Since the charger can power the headset even when there's no AC connection, NextLink likes to say the G5 actually has a talk time of 20 hours - five times four. Charging the G5 up takes around three hours, and curiously the charger was still registering full when the headset was done. We doubt that's actually the case, but it bodes well for future charges. As when the charger finally gives up the ghost and needs recharging itself, we'll let you know in the comments.

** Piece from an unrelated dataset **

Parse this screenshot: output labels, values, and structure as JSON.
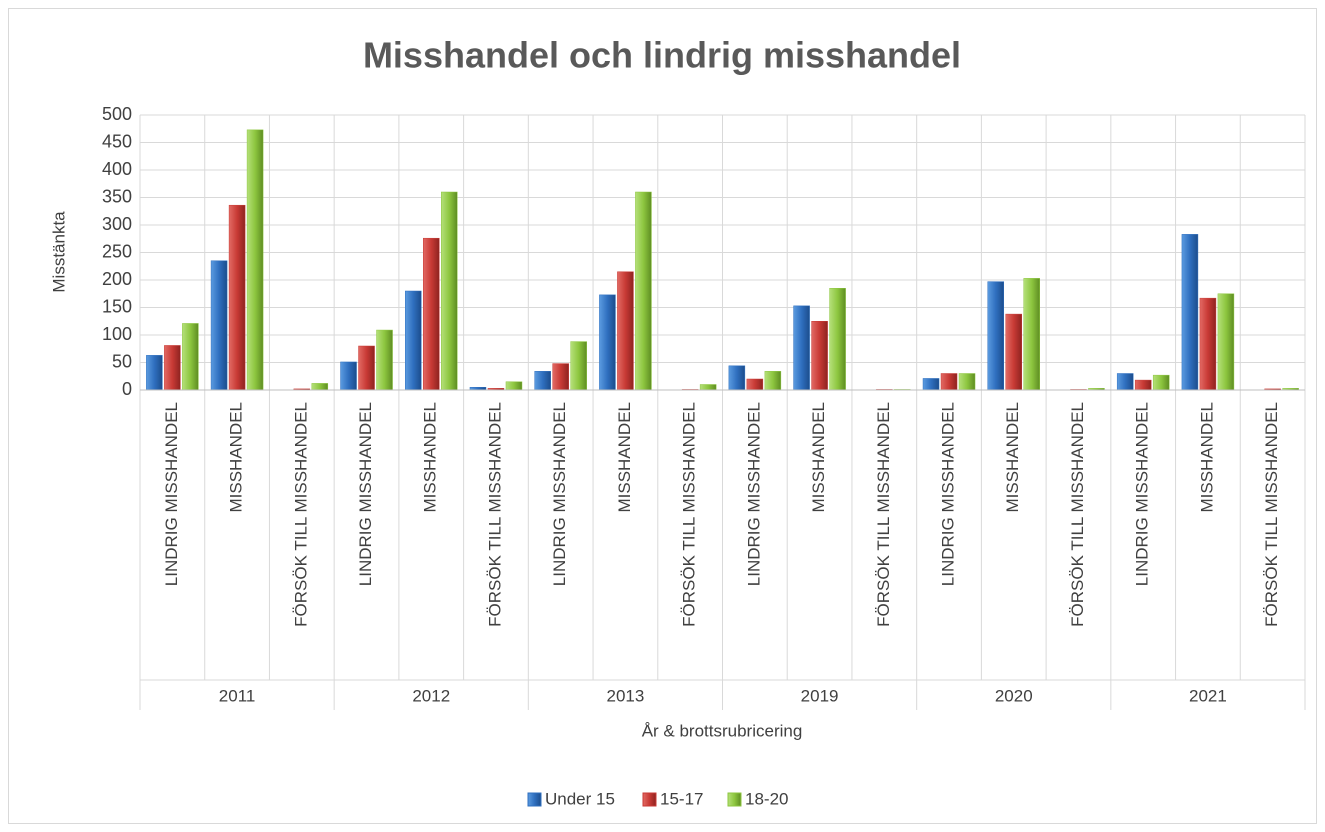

One flaw with the charger is the arcane set of codes used to display each device's power status. The charger has a row of five green LEDs: the sequence in which the light up shows you whether the G5, the charger or both are charging, or indeed charged. You can't charge the G5 directly, which is probably a good thing: our JX10 bit the dust because the tiny power connector built into the headset broke through frequent use.
Of course, a new JX10 costs around £50 - £30 less than the G5. We liked the JX10 - it was comfortable and the sound was good - but the G5 just comes out on top. There's not much to choose between then in weight, but the G5 fits so much better, and despite being smaller is less fiddly to use, thanks to the JX10's too-tiny controls.
The Invisio G5 is truly tiny as far as Bluetooth headsets go and one of the most discreet that we've seen. Its novel earclip not only works but is comfortable too - despite its looks - and while we've had better sound out of other headsets, the G5 is entirely usable even in a noisy car. And the smart charger means it'll run and run.